Construction kept students away for a year. Now they're wandering new hallways at the old site of Gulfport Elementary.
By DONNA WINCHESTER
Published June 4, 2003
GULFPORT - They left the hallowed ground in tears more than a year ago, migrating 27 blocks east to take up temporary residence at another school.
They returned this week, grateful to be coming home to the site where generations of children have learned reading, writing and arithmetic.
Nearly 420 students returned to Gulfport Elementary Monday, eager to break in a building constructed where their old school used to stand at 2014 52nd St. S.
The school is one of three in the county where students attend on an extended 210-day year. Because of cutbacks, Gulfport students will go to school through June only, and will be on a regular 180-day schedule next year.
The first day at the new school began early for Mary Blinkhorn, 11, who awoke at 5 and was too excited to go back to sleep. She and her younger sister, Kathleen, who is 8, set out early with their mother, Jackie, to traverse the half-dozen blocks from their home to the school.

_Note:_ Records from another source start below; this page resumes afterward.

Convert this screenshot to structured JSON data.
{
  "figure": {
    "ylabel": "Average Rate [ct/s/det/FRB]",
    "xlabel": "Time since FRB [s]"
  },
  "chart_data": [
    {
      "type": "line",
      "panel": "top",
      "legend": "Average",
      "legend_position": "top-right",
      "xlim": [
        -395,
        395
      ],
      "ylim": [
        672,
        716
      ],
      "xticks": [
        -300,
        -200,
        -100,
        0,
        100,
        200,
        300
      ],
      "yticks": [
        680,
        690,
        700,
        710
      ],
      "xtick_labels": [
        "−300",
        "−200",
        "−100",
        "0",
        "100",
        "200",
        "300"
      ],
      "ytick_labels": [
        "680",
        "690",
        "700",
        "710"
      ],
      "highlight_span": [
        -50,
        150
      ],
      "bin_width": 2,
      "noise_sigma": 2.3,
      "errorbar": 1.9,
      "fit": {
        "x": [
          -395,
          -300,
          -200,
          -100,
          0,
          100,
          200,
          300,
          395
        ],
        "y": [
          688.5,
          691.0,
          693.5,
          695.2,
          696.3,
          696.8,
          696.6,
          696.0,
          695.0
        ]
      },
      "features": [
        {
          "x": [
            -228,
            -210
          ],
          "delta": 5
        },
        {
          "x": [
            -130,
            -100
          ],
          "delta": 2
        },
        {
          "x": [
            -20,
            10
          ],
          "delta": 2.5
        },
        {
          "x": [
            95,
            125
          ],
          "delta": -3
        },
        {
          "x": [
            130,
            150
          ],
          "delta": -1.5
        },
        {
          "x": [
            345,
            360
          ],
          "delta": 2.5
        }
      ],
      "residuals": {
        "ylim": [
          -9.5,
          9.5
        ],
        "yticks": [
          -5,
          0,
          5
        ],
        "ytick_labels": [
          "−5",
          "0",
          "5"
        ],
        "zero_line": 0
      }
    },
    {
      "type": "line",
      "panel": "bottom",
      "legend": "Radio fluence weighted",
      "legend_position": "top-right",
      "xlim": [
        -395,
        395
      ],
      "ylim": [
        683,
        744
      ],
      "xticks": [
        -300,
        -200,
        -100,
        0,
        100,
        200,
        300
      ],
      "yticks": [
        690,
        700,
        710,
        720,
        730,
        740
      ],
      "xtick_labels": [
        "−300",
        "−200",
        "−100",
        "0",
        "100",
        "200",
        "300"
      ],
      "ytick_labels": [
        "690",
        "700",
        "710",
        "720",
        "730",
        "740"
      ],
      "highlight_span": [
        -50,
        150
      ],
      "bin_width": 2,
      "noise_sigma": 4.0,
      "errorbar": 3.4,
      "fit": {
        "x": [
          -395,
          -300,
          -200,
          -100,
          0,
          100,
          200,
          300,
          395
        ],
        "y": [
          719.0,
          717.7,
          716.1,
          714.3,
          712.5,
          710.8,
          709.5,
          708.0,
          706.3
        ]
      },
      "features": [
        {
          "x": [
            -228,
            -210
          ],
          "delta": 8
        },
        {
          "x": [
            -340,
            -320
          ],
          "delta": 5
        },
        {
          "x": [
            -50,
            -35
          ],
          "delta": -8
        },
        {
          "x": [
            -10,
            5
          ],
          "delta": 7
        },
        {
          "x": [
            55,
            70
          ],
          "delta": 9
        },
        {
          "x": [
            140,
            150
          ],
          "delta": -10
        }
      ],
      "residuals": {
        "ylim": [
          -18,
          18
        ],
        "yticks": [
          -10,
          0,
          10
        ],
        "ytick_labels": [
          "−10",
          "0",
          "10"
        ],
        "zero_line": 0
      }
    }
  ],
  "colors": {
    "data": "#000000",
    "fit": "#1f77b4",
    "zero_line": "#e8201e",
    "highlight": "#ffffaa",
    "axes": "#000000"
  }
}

Several moms, including Jenny Perez, underestimated the time it would take to walk to school and arrived after classes had started. Perez walked the deserted hallways with 8-year-old Chloe and 9-year-old Kyle until another parent gave her directions.
Fran Paich and her sons Moggy and Bryce, both kindergarteners, also arrived late. Spellbound by their new surroundings, the kids got sidetracked looking for miniature frogs in the lush landscaping. They finally managed to find the right classroom with some help from a parent volunteer.
Once the school day began, it was business as usual. In Amy Seibert's class, Caroline Dunning, 6, showed her classmates photos of her family's weekend trip to Disney World. At lunch time, kids feasted on fried chicken and honey-wheat rolls. In Cheryl Copeland's music class, they sang "Kookaburra sits in the old gum tree" in three-part harmony.
Principal Lisa Grant, who was recently assigned to Gulfport from Maximo Elementary, spent the day visiting classrooms and introducing herself to the children. She welcomed them to their "new palace."
Construction supervisors also circulated throughout the day, inspecting what turned out to be a collaborative effort of the architect, the School Board and the city of Gulfport. Concerned that a cookie-cutter prototype would replace the charm and character of the 1920s-era edifice, alumni and Gulfport residents had asked if a portion of the school's Mediterranean style could be retained before the building was demolished last spring.
The contractor and the district agreed, substituting a red tile roof for the standard metal roof other elementary schools have. Decorative tiles and precast medallions were laid into the concrete and a decorative band was added to the building's upper perimeter. One of the school's two original arches was removed from the rest of the building and erected at the entrance of the new school.
Special care was taken to preserve most of the property's two-dozen oaks.
Despite the extra work, the school was built in just under 13 months, project manager Brian Murphy said. There was pressure to finish quickly because a new group of students is coming in August to Sanderlin Elementary, the school the Gulfport children inhabited for the past year.
Sanderlin, which will offer a Primary Years International Baccalaureate program, was one of three St. Petersburg schools built as part of a court settlement to end busing for desegregation.
At the end of the day, as safety patrols took their places and parents began arriving by car and on foot to gather their children, Grant, the principal, sighed with relief.
"Considering the kids didn't know where their classrooms were, everything went really well," she said.